Il y a la réalité de l’accouchement, puis celle du 4e trimestre (ou des relevailles), la réalité du manque de sommeil, du bébé qui consume tout ton temps (donc des tâches ménagères qui s’accumulent), sans oublier la réalité des jouets qui traînent partout, des couches qui débordent, des vêtements tachés, et j’en passe…

Dans ma tête, comme j’étais 100% prête à avoir un enfant, je croyais que devenir maman serait de la « petite bière » pour moi. Je pensais accoucher sans douleur, être en mesure de faire fitter mon bébé dans ma routine (et non l’inverse), d’accomplir toutes mes tâches avec Harri dans le porte-bébé, de garder le ratio de jouets au minimum (et d’éviter ceux en plastique coloré qui font du bruit), mais…

boy ô boy que j’avais tort!


La garderie…

Photo : journaldechambly.com

D’ailleurs, ma dernière claque au visage en lice concerne les garderies. Ceux qui me suivent sur les réseaux sociaux savent que c’est un véritable calvaire en ce moment pour moi de trouver une place « convenable » pour mon coco.

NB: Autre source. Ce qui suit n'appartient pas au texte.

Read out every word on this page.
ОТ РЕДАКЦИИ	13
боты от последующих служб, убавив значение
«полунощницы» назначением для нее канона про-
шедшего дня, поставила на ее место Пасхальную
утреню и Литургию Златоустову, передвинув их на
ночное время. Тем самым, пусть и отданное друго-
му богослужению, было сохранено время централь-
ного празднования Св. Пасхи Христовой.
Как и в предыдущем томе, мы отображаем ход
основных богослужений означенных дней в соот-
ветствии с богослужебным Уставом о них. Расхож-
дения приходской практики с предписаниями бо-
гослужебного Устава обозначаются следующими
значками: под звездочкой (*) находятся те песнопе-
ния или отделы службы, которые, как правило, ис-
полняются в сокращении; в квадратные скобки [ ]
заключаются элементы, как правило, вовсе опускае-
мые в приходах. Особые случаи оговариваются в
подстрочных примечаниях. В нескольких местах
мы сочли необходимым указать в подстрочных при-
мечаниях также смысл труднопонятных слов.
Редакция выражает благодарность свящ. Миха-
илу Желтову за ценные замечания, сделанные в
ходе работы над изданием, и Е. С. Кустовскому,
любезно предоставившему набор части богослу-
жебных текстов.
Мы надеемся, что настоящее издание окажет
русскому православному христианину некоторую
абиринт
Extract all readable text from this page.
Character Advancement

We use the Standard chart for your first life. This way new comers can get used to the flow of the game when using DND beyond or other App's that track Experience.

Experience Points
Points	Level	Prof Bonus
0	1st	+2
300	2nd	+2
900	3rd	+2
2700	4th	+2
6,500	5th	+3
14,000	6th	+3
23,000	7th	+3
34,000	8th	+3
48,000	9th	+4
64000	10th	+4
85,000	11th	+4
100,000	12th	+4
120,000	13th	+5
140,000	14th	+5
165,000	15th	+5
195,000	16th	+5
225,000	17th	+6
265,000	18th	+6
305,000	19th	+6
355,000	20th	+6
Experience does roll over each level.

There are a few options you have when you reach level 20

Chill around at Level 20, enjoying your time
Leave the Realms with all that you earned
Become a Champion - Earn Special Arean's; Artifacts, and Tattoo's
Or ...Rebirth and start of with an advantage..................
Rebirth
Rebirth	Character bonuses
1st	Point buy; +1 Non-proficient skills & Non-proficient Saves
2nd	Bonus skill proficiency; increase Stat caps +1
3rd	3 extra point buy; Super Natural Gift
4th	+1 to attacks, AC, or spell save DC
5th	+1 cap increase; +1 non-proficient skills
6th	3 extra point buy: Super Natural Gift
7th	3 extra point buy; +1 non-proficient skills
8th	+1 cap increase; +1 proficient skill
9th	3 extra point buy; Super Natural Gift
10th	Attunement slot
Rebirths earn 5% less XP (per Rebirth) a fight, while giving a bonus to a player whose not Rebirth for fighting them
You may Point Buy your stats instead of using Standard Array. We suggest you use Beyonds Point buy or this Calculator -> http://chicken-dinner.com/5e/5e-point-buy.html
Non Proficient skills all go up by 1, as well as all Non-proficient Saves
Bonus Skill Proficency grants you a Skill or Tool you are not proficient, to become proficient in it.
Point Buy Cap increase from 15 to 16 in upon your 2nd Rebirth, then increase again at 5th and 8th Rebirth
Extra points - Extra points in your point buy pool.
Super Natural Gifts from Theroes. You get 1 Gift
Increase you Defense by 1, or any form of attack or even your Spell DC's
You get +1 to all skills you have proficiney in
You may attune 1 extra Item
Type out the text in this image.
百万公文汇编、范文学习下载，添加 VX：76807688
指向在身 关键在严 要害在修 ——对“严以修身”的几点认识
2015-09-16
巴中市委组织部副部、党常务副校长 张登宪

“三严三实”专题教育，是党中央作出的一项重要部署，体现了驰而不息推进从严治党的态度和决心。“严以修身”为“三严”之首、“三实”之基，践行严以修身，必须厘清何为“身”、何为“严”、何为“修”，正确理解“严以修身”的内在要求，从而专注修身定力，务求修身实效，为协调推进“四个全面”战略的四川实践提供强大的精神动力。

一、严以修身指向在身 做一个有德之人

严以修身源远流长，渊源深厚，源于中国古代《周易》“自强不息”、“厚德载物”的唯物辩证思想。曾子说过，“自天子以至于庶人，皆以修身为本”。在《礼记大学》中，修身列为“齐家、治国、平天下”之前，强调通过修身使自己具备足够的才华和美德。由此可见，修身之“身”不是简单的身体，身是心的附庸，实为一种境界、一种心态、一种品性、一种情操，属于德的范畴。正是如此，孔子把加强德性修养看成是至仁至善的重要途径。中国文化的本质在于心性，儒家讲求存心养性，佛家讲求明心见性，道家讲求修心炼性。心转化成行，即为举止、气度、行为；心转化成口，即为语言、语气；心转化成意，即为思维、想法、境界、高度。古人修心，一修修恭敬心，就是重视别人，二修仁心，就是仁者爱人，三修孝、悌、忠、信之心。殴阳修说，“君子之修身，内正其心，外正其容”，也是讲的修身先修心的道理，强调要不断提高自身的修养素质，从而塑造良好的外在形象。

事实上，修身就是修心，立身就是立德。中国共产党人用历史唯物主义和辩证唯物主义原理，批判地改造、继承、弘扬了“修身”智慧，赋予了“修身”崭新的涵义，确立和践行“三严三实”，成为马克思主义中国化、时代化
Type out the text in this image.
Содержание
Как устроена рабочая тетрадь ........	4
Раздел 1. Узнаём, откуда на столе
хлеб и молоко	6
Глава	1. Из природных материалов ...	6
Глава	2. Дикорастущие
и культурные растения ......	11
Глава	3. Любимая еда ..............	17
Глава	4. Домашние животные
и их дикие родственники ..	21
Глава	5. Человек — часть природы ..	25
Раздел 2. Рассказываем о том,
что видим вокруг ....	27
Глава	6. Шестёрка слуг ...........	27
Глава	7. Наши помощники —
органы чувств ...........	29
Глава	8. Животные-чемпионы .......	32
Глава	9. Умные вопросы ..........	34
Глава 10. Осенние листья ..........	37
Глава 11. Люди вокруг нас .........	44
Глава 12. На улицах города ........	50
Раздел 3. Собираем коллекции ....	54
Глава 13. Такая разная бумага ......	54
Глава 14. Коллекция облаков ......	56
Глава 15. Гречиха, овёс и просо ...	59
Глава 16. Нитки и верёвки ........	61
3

Et désolé si j’en parle beaucoup, mais je trouve ça É-POU-VAN-TA-BLE comme processus!

En fait, je réalise que ma perception des garderies était complètement, mais COMPLÈTEMENT erronée! J’avais imaginé de beaux grands locaux colorés, remplis de jouets éducatifs, de tapis pour pratiquer la motricité, d’éducatrices bubbly, et d’enfants souriants qui ont du plaisir à n’en plus finir.

Encore une fois, j’avais tout faux.

Je ne sais pas si c’est moi qui suis tombée sur des adresses hors normes, mais j’ai visité quatre garderies, et chaque fois, j’en suis ressortie déçue. Alors que chez W, ils ne sortent pas les enfants dehors l’hiver, chez X, le repas n’est pas fourni. Alors que chez Y, il n’y a AUCUN jouet dans la classe, chez Z, les enfants sont tassés comme des sardines tellement le local est petit.

Sérieusement, mon chum m’a lancé ça à la blague, mais je commence sérieusement à penser à ouvrir ma propre garderie… Je ne serais évidemment pas éducatrice, car je n’ai aucunement la patience pour faire ce métier, mais je pense que je pourrais être une bonne propriétaire/directrice!

Et croyez-moi, ma garderie serait PAR-FAI-TE… ou presque!